The Minister said he was also assessing a policy to restrict local authorities from directing waste to incinerators or landfill, and whether caps should be placed on levels of waste being incinerated. Mr Gormley said he also hoped to present proposals on a waste levy “in the near future”.

But Fine Gael Dublin South East TD Lucinda Creighton urged Mr Gormley to intervene over the licence award.

“This is a bizarre decision from an organisation that is supposed to protect our environment. The Poolbeg incinerator will be built on a site that is designated as an environmental protection area by the EU,” she said.

“The only option now, besides an astronomically expensive trip to the High Court, is for Minister Gormley to stop this project going ahead. According to Ms Creighton, the Minister “purported to be vehemently opposed to the incinerator in 2007 right up to general election but has now “sat on his hands”.

In a statement, former Labour leader Ruairí Quinn and local party politicians called on the Minister to fund a judicial review of the decision.
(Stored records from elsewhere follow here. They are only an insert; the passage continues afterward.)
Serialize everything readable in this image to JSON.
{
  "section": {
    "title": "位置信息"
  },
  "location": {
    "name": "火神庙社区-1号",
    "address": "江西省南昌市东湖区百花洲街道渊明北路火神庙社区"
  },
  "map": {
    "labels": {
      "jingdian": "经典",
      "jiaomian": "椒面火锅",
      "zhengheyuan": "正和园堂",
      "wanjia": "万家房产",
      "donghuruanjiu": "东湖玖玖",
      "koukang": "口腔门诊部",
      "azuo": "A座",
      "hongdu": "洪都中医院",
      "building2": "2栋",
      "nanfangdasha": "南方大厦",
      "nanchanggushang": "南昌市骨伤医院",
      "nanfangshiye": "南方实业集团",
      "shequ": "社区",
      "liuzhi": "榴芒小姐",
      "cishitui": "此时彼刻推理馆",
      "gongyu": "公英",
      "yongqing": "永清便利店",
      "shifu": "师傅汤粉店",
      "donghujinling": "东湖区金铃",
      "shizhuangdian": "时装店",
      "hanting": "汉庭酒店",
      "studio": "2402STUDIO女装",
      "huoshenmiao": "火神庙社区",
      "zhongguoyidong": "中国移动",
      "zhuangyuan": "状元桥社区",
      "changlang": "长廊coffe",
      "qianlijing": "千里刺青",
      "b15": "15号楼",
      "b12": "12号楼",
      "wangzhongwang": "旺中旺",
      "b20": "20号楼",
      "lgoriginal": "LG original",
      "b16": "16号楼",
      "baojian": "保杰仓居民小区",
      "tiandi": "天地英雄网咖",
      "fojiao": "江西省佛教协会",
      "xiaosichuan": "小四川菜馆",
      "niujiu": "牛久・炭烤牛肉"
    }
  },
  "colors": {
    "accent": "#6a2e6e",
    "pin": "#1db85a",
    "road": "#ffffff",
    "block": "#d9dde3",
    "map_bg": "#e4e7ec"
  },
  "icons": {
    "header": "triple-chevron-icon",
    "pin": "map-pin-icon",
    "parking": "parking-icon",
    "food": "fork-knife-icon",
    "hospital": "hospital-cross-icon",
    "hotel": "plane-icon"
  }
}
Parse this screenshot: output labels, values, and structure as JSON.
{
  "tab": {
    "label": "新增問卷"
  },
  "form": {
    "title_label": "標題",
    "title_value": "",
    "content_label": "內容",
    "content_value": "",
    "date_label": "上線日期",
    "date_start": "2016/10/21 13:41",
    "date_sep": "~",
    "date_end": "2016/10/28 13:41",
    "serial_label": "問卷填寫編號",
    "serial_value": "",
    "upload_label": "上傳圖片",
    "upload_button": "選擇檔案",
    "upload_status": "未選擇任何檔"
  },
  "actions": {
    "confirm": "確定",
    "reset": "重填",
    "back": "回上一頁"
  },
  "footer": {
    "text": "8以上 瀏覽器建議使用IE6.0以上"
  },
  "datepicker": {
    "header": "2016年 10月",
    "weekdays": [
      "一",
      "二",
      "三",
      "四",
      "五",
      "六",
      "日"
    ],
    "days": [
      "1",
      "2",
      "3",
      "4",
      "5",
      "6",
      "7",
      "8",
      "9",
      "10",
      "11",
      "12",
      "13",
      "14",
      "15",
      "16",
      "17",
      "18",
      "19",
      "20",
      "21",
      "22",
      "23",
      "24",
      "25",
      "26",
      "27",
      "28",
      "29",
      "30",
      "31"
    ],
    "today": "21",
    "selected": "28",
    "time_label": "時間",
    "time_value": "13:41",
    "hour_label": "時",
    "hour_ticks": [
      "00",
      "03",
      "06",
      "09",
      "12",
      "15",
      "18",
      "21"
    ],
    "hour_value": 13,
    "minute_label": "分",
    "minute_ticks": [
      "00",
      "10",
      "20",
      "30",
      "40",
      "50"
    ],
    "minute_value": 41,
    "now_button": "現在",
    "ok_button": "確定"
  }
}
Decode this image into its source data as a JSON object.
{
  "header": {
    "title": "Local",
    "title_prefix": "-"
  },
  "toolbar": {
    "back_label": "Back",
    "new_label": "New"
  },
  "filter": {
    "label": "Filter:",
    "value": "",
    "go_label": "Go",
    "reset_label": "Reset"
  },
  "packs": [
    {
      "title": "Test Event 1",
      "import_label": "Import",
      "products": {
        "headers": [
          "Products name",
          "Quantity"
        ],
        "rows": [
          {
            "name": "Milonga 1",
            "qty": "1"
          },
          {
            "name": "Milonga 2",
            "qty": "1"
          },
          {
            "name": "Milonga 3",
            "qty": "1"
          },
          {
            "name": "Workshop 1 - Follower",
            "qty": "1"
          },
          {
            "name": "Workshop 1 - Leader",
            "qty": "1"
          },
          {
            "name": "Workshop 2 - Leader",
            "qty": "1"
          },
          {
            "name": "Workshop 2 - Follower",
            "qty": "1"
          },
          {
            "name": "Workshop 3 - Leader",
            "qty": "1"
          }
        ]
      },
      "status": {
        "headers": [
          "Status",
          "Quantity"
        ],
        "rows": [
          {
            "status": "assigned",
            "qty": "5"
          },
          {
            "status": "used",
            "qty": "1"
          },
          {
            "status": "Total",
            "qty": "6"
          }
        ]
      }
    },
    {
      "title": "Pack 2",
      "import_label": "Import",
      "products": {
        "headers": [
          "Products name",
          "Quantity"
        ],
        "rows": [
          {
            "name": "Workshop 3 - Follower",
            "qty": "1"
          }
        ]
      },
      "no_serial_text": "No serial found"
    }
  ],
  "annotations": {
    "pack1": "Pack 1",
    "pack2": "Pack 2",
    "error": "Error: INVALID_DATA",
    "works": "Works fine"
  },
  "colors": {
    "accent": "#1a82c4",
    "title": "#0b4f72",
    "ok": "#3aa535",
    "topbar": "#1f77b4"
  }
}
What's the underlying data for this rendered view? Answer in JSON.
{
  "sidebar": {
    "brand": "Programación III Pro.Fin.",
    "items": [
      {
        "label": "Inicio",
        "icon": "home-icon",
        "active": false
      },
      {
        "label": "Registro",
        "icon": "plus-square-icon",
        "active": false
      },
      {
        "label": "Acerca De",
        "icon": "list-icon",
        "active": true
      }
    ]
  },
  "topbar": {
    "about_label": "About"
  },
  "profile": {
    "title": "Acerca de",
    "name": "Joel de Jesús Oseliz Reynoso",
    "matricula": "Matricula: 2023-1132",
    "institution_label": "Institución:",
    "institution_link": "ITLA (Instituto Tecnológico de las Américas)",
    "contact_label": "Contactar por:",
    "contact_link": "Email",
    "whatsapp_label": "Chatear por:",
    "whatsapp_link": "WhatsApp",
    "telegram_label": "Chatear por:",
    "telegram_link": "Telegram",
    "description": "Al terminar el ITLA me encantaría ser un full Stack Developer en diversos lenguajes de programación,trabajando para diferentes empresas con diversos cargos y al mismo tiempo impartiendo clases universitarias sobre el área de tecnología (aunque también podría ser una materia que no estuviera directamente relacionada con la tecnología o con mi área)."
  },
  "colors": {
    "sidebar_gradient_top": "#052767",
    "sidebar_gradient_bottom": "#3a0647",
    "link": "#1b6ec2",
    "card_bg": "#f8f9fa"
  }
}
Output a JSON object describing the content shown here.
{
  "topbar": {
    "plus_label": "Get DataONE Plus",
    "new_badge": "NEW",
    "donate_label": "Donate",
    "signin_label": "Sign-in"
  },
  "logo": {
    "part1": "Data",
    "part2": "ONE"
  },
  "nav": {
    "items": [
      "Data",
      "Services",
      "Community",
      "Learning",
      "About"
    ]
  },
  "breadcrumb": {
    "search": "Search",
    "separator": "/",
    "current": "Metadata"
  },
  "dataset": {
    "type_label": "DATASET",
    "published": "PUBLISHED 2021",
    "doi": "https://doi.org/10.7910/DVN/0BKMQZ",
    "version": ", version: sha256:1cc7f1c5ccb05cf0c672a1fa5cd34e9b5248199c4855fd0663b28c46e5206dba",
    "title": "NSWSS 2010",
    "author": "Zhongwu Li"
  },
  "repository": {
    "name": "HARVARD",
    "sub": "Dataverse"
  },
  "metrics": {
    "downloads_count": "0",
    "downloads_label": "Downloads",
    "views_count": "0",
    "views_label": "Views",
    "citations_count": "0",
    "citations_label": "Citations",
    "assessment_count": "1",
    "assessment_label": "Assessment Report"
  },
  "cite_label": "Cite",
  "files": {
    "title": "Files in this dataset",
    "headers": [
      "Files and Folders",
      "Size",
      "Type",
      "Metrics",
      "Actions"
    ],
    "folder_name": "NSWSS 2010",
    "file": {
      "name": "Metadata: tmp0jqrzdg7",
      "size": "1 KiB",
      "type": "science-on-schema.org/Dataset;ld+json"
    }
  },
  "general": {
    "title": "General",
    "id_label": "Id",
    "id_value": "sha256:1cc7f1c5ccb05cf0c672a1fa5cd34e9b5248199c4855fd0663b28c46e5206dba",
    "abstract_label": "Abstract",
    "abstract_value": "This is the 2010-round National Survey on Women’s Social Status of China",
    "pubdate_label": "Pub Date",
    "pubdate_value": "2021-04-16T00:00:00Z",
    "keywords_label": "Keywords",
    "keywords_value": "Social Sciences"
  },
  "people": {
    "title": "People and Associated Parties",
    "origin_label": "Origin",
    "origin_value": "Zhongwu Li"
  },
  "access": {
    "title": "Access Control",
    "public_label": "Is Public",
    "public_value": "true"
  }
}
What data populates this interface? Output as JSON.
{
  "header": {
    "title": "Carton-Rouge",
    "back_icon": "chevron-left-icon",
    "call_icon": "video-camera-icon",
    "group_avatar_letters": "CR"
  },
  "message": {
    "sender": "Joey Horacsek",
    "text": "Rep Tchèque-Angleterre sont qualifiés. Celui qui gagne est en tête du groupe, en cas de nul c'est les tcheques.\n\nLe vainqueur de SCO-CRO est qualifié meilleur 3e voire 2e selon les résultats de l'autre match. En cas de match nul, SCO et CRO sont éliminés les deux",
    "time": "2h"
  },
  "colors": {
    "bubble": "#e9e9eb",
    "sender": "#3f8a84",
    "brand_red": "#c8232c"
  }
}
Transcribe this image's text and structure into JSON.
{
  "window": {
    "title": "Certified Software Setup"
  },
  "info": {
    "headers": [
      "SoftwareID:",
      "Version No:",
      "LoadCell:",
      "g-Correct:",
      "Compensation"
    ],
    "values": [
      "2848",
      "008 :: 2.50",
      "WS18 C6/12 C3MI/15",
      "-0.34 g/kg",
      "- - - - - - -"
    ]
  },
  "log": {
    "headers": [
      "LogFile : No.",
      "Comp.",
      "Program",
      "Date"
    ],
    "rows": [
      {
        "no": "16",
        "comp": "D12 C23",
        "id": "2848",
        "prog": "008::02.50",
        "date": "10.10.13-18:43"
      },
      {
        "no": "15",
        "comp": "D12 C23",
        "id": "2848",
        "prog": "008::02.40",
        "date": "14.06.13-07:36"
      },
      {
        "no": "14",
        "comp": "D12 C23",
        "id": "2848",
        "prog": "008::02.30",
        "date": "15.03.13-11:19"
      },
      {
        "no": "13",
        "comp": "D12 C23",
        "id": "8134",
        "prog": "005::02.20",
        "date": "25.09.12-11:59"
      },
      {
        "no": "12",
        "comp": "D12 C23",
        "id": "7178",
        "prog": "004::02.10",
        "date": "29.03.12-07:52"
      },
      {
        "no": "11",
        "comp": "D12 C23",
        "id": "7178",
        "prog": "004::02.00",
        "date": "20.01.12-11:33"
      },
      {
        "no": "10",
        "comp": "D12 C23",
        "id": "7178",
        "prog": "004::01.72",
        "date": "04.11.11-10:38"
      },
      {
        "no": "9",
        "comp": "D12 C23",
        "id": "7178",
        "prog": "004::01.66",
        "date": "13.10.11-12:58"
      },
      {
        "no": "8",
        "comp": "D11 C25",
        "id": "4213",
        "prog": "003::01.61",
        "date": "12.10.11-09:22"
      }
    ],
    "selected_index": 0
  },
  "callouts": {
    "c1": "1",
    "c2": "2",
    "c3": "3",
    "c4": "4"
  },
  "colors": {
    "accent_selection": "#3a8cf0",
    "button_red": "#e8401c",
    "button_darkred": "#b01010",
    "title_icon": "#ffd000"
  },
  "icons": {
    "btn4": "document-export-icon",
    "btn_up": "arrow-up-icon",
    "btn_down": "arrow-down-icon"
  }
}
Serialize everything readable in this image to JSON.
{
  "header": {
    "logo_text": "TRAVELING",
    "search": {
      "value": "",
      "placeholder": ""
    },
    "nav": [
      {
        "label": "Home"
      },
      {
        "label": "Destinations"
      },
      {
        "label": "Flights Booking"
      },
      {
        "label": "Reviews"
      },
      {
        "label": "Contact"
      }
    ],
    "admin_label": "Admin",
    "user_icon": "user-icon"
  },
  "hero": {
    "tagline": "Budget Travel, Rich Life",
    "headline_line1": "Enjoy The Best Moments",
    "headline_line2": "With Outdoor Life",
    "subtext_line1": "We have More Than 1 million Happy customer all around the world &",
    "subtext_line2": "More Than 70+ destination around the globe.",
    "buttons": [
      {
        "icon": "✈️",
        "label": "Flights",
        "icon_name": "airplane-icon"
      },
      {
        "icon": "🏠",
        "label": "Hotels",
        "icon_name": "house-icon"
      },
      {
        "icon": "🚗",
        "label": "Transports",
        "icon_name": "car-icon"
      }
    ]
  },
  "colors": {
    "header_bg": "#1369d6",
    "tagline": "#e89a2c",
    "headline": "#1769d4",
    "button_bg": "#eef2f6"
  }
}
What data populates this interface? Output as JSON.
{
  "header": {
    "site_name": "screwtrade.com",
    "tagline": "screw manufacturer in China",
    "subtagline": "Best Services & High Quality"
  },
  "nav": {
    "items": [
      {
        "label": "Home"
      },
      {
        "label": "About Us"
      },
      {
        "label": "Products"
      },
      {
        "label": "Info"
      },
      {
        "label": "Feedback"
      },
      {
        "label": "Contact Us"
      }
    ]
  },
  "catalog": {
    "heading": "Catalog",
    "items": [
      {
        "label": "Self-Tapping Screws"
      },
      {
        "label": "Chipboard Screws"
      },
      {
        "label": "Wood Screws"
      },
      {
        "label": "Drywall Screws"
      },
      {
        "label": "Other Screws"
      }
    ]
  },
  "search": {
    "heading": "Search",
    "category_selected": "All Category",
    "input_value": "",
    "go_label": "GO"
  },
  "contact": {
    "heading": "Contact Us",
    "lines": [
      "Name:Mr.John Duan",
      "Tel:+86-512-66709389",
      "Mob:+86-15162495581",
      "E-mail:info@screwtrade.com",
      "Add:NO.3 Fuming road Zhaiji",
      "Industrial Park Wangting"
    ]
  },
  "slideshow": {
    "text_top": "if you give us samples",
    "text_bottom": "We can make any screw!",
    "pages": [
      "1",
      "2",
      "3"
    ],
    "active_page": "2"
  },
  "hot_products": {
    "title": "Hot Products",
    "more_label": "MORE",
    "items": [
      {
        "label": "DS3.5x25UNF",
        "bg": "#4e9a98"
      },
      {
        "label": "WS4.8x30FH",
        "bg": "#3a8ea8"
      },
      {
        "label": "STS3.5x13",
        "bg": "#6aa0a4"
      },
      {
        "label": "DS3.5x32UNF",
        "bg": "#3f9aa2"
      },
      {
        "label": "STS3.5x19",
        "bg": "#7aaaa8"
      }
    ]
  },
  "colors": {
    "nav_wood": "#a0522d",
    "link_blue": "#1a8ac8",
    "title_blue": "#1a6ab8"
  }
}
“John Gormley needs to show his Green credentials and fund a judicial review on behalf of the local community in the High Court. He could have used his powers as a Minister to put a stop to the incinerator. This really is his last chance to act. If he doesn’t, he will be to blame if this incinerator is built,” the Labour statement said.

Labour also raised doubts over Dublin’s ability to provide the 600,000 tonnes of waste a year for the plant as agreed under the licence. “There are serious concerns that the city will be unable to provide this much waste. If it can’t, all taxpayers will have to pay the owners of the incinerator. This is madness.”

Green Party Cllr Bronwen Maher said. “There are real concerns over the impact this incinerator will have on the health of the local population. Air quality levels in the area will deteriorate with the amount of traffic going to and from the incinerator plant.

“Furthermore, in the Green Party submission to the oral hearing on the waste licence it was shown that there will not be enough residual waste for this incinerator.”

Sinn Féin Cllr Daithí Doolan labelled the granting of a licence a “travesty” that would not be accepted by the local community. He called on Mr Gormley to consider his cabinet position as a result of the decision.

Dublin City Council, noting the decision, said the 216 individual licence conditions would be examined with the service provider, and that work on the plant would not start for “some time”.

The council said it would study community issues raised by the project and would arrange on open day in the local community on the January 17th, 2009.